Lorsqu’une lésion professionnelle survient, l’indemnité de remplacement du revenu sert à compenser la perte salariale de la personne accidentée qui devient incapable d’exercer son emploi. Le montant des versements de cette indemnité se calcule en fonction du salaire annuel du travailleur. Plusieurs articles de la Loi sur les accidents du travail et les maladies professionnelles (ci-après « la Loi ») portent sur la manière de déterminer la base salariale de l’indemnité de remplacement du revenu. Cependant, la question de la base salariale en est une qui soulève plusieurs contestations de la part des travailleurs.

L’article 71 de la Loi prévoit comment calculer la base salariale du travailleur qui occupe plus d’un emploi. En vertu de cette disposition, c’est uniquement le revenu de l’emploi le plus rémunérateur qui est retenu et la base salariale est calculée comme si le travailleur exerçait cet emploi à temps plein. Selon la jurisprudence actuelle cet article de la Loi semble dorénavant réservé aux travailleurs cumulant deux emplois à temps partiel.

Il existe cependant une controverse quant à la manière de calculer la base salariale d’un travailleur cumulant un emploi à temps plein et un emploi à temps partiel. Ces travailleurs sont désavantagés par l’application de l’article 71 de la Loi. En effet, le revenu estimé en application de cette disposition est nettement inférieur aux gains réels de ces travailleurs, puisqu’on ne tient pas compte du revenu tiré des deux emplois. Leur indemnité de remplacement du revenu s’en trouve donc diminuée et elle ne représente pas leur réalité financière.

Antérieurement, plusieurs décisions de la Commission des lésions professionnelles faisaient abstraction du salaire réellement gagné par le travailleur, en affirmant que le législateur a consciemment choisi un calcul différent pour ceux qui cumulent deux emplois. Or, le marché du travail a évolué depuis l’adoption de la Loi et le cumul d’emplois est de plus en plus courant. Afin d’éviter les iniquités, le courant jurisprudentiel majoritaire actuel considère qu’il faut plutôt interpréter la Loi de manière à respecter son objet, soit la réparation des lésions professionnelles. Dans ce contexte, la Cour d’appel a indiqué que pour établir la base salariale d’un travailleur accidenté, le revenu annuel retenu doit refléter sa réalité financière au moment de la survenance de la lésion.

Récemment, la Commission des lésions professionnelles a donc tendance à conclure que l’article 71 ne trouve pas application lorsqu’une personne travaille à temps plein chez un employeur et à temps partiel pour un autre employeur. Elle considère qu’il s’agit d’une situation particulière donnant ouverture à l’application de l’article 75 de la Loi.
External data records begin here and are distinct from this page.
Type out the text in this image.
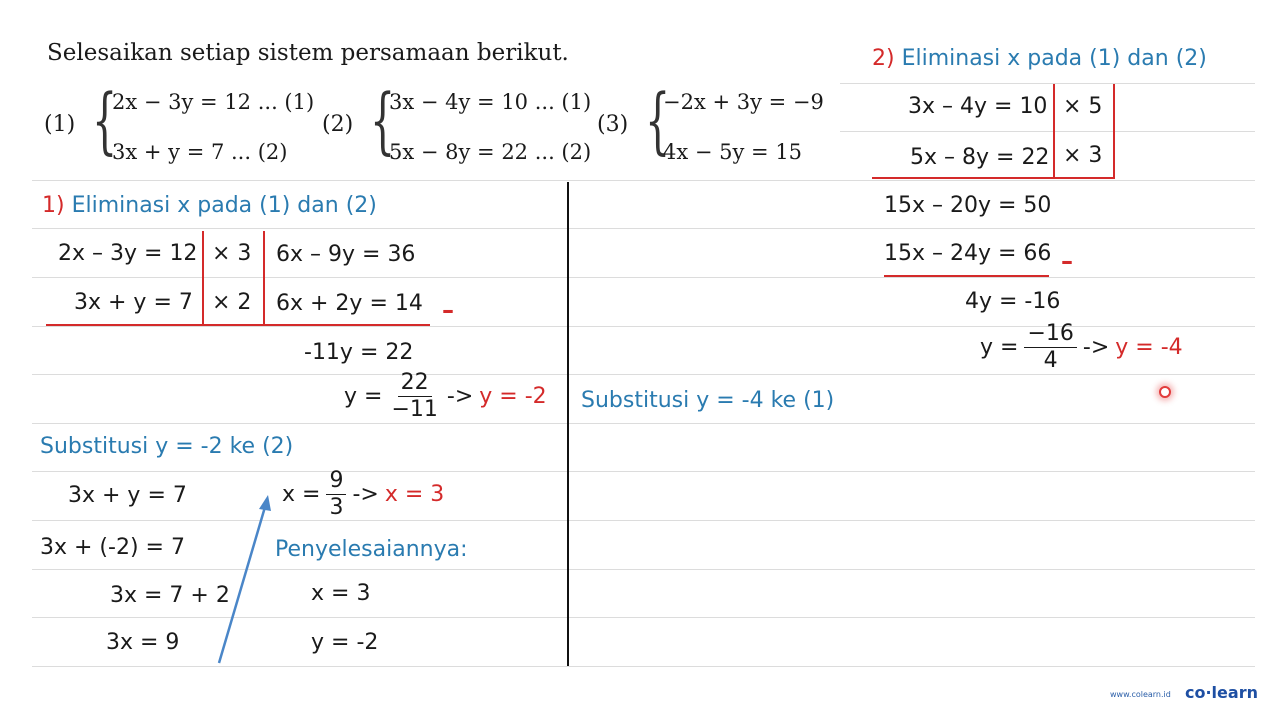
Selesaikan setiap sistem persamaan berikut.
(1) {
2x − 3y = 12 ... (1)
3x + y = 7 ... (2)
(2) {
3x − 4y = 10 ... (1)
5x − 8y = 22 ... (2)
(3) {
−2x + 3y = −9
4x − 5y = 15
1) Eliminasi x pada (1) dan (2)
2x – 3y = 12 × 3 6x – 9y = 36
3x + y = 7 × 2 6x + 2y = 14 –
-11y = 22
$y = \frac{22}{-11} -> y = -2$
Substitusi y = -2 ke (2)
3x + y = 7
3x + (-2) = 7
3x = 7 + 2
3x = 9
$x = \frac{9}{3} -> x = 3$
Penyelesaiannya:
x = 3
y = -2
2) Eliminasi x pada (1) dan (2)
3x – 4y = 10 × 5
5x – 8y = 22 × 3
15x – 20y = 50
15x – 24y = 66 –
4y = -16
$y = \frac{-16}{4} -> y = -4$
Substitusi y = -4 ke (1)
www.colearn.id co·learn
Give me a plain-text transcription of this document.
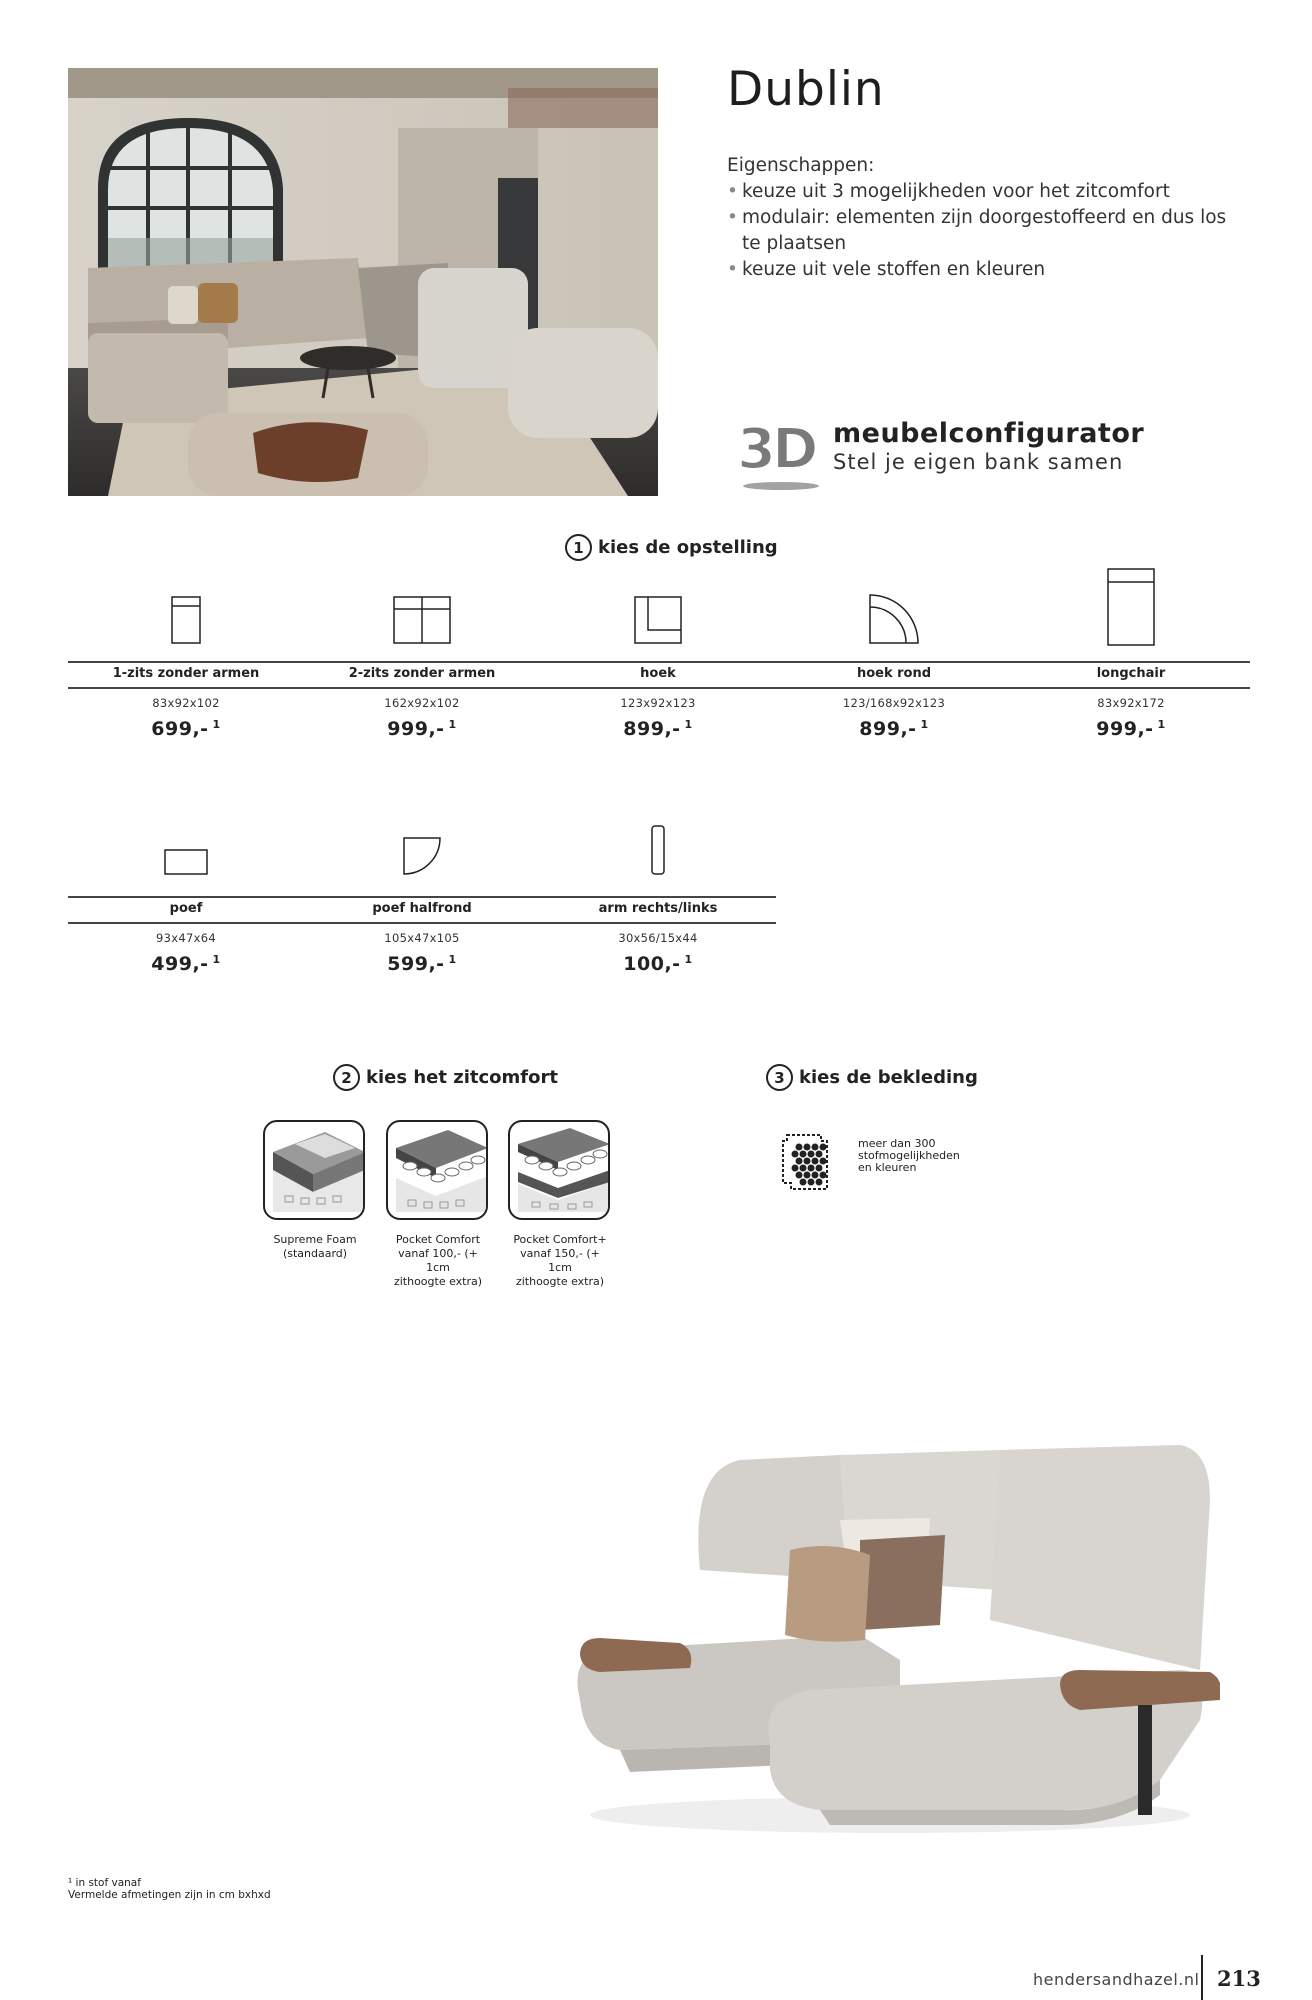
Dublin
Eigenschappen:
• keuze uit 3 mogelijkheden voor het zitcomfort
• modulair: elementen zijn doorgestoffeerd en dus los te plaatsen
• keuze uit vele stoffen en kleuren
3D meubelconfigurator
Stel je eigen bank samen
1 kies de opstelling
1-zits zonder armen
83x92x102
699,- $^1$
2-zits zonder armen
162x92x102
999,- $^1$
hoek
123x92x123
899,- $^1$
hoek rond
123/168x92x123
899,- $^1$
longchair
83x92x172
999,- $^1$
poef
93x47x64
499,- $^1$
poef halfrond
105x47x105
599,- $^1$
arm rechts/links
30x56/15x44
100,- $^1$
2 kies het zitcomfort
Supreme Foam
(standaard)
Pocket Comfort
vanaf 100,- (+ 1cm
zithoogte extra)
Pocket Comfort+
vanaf 150,- (+ 1cm
zithoogte extra)
3 kies de bekleding
meer dan 300
stofmogelijkheden
en kleuren
¹ in stof vanaf
Vermelde afmetingen zijn in cm bxhxd
hendersandhazel.nl 213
En vertu de l’article 75 de la Loi :

75. Le revenu brut d’un travailleur peut être déterminé d’une manière autre que celle que prévoient les articles 67 à 74, si cela peut être plus équitable en raison de la nature particulière du travail de ce travailleur.

Concrètement, lorsqu’un travailleur cumule un emploi à temps plein et un emploi à temps partiel, le tribunal détermine la base salariale de l’indemnité de remplacement du revenu en cumulant le revenu des deux emplois. Le total du revenu brut retenu ne peut toutefois pas dépasser le maximum annuel assurable. Cette solution permet de compenser plus fidèlement la perte salariale du travailleur.

En d’autres mots, rappelez-vous que la Loi sur les accidents du travail et les maladies professionnelles vise à avantager les travailleurs et non à les pénaliser. Si vous cumulez plusieurs emplois, demandez-vous si la base salariale retenue par la CSST se rapproche de votre revenu gagné.